Netflix tem curta russo entre animações de “Love, Death & Robots”

Cultura
EKATERINA SINELSCHIKOVA
Um dos criadores da antologia de animações, russo Vitaliy Shushko fala sobre sua experiência e analisa ideia por trás de desenhos para adultos: “O mercado está saturado de animais falantes”.

Uma gangue de ladrões ciborgues persegue um comboio blindado por um deserto lilás. O plano foi pensado nos mínimos detalhes, e eles irão transportar um enorme arsenal de armas, mas correm o risco de serem descarrilados...por um roedorzinho.

Esta é a cena de abertura de “Ponto Cego”, um curta-metragem de animação independente feito pelos russos Vitaliy Shushko e Elena Volk. O filme faz parte da série de animações “Love, Death & Robots”, do diretor de “Deadpool”, Tim Miller. Já o produtor do projeto é David Fincher, diretor de “Clube da Luta”, entre outros.

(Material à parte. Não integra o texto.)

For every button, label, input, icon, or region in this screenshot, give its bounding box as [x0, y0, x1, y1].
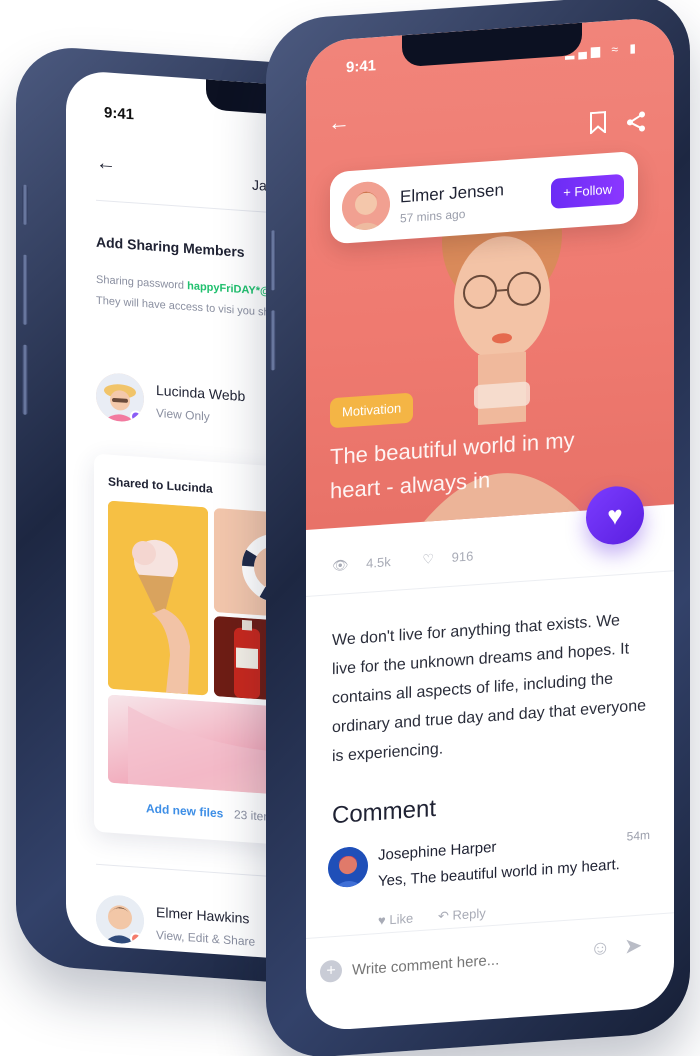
follow-button[interactable]: + Follow [551, 173, 624, 209]
category-tag[interactable]: Motivation [330, 392, 414, 429]
author-avatar-image [342, 181, 390, 231]
bookmark-glyph [590, 111, 606, 136]
comment-input[interactable] [352, 936, 582, 987]
member-role: View, Edit & Share [156, 927, 256, 949]
post-time: 57 mins ago [400, 206, 466, 226]
member-name: Elmer Hawkins [156, 903, 250, 927]
side-button [270, 310, 276, 371]
battery-icon: ▮ [629, 40, 640, 56]
likes-stat: ♡ 916 [422, 547, 487, 567]
like-button[interactable]: ♥ Like [378, 911, 413, 928]
reply-button[interactable]: ↶ Reply [438, 905, 486, 924]
avatar [96, 893, 144, 946]
ice-cream-thumbnail[interactable] [108, 500, 208, 696]
views-stat: 👁︎ 4.5k [332, 553, 405, 573]
views-count: 4.5k [366, 554, 391, 571]
heart-outline-icon: ♡ [422, 551, 434, 567]
author-avatar[interactable] [342, 180, 390, 232]
member-role: View Only [156, 405, 210, 424]
divider [306, 570, 674, 598]
front-screen: 9:41 ▂▄▆ ≈ ▮ ← Motivation The beautiful … [306, 16, 674, 1033]
post-stats: 👁︎ 4.5k ♡ 916 [332, 546, 501, 574]
commenter-avatar[interactable] [328, 845, 368, 889]
reply-icon: ↶ [438, 908, 449, 924]
eye-icon: 👁︎ [332, 557, 349, 574]
add-attachment-icon[interactable]: + [320, 959, 342, 984]
role-badge-icon [130, 932, 142, 945]
emoji-icon[interactable]: ☺ [590, 937, 610, 961]
commenter-name[interactable]: Josephine Harper [378, 839, 496, 864]
member-name: Lucinda Webb [156, 381, 246, 405]
bookmark-icon[interactable] [590, 111, 606, 140]
side-button [22, 254, 28, 325]
send-icon[interactable]: ➤ [624, 933, 642, 960]
back-arrow-icon[interactable]: ← [328, 109, 350, 137]
like-label: Like [389, 910, 414, 928]
comment-time: 54m [626, 827, 650, 844]
hero-image-section: 9:41 ▂▄▆ ≈ ▮ ← Motivation The beautiful … [306, 16, 674, 531]
wifi-icon: ≈ [611, 41, 623, 57]
shared-card-title: Shared to Lucinda [108, 474, 213, 496]
heart-outline-icon: ♥ [378, 912, 386, 928]
section-title: Add Sharing Members [96, 233, 245, 261]
reply-label: Reply [452, 905, 486, 923]
share-glyph [627, 111, 645, 132]
front-phone: 9:41 ▂▄▆ ≈ ▮ ← Motivation The beautiful … [266, 0, 690, 1056]
back-arrow-icon[interactable]: ← [96, 152, 116, 176]
status-time: 9:41 [104, 104, 135, 124]
comment-heading: Comment [332, 794, 437, 830]
share-icon[interactable] [626, 110, 646, 139]
post-body: We don't live for anything that exists. … [332, 612, 646, 766]
side-button [22, 344, 28, 415]
role-badge-icon [130, 410, 142, 423]
side-button [22, 184, 28, 225]
author-name[interactable]: Elmer Jensen [400, 180, 504, 207]
side-button [270, 230, 276, 291]
description-prefix: Sharing password [96, 273, 188, 293]
ice-cream-image [108, 500, 208, 696]
status-time: 9:41 [346, 57, 377, 77]
add-files-link[interactable]: Add new files [146, 801, 223, 820]
commenter-avatar-image [328, 847, 368, 889]
likes-count: 916 [451, 548, 474, 565]
avatar [96, 371, 144, 424]
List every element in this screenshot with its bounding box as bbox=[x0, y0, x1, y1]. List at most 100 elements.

Desde 15 de março, um conjunto de 18 curtas desenvolvidos por grandes estúdios e equipes de todo o mundo, foi lançado pela Netflix. O Russia Beyondconversou com Shushko, de 39 anos, cujo curta foi o primeiro a ser selecionado para o projeto.

Projeto para Netflix

Miller e Fincher tiveram a ideia de fazer uma série de animações para adultos há oito anos, em 2011, quando os dois trabalhavam no filme de Fincher “Millennium: Os Homens que Não Amavam as Mulheres”. O Blur Studio, de Miller, foi responsável pela sequência de abertura do longa.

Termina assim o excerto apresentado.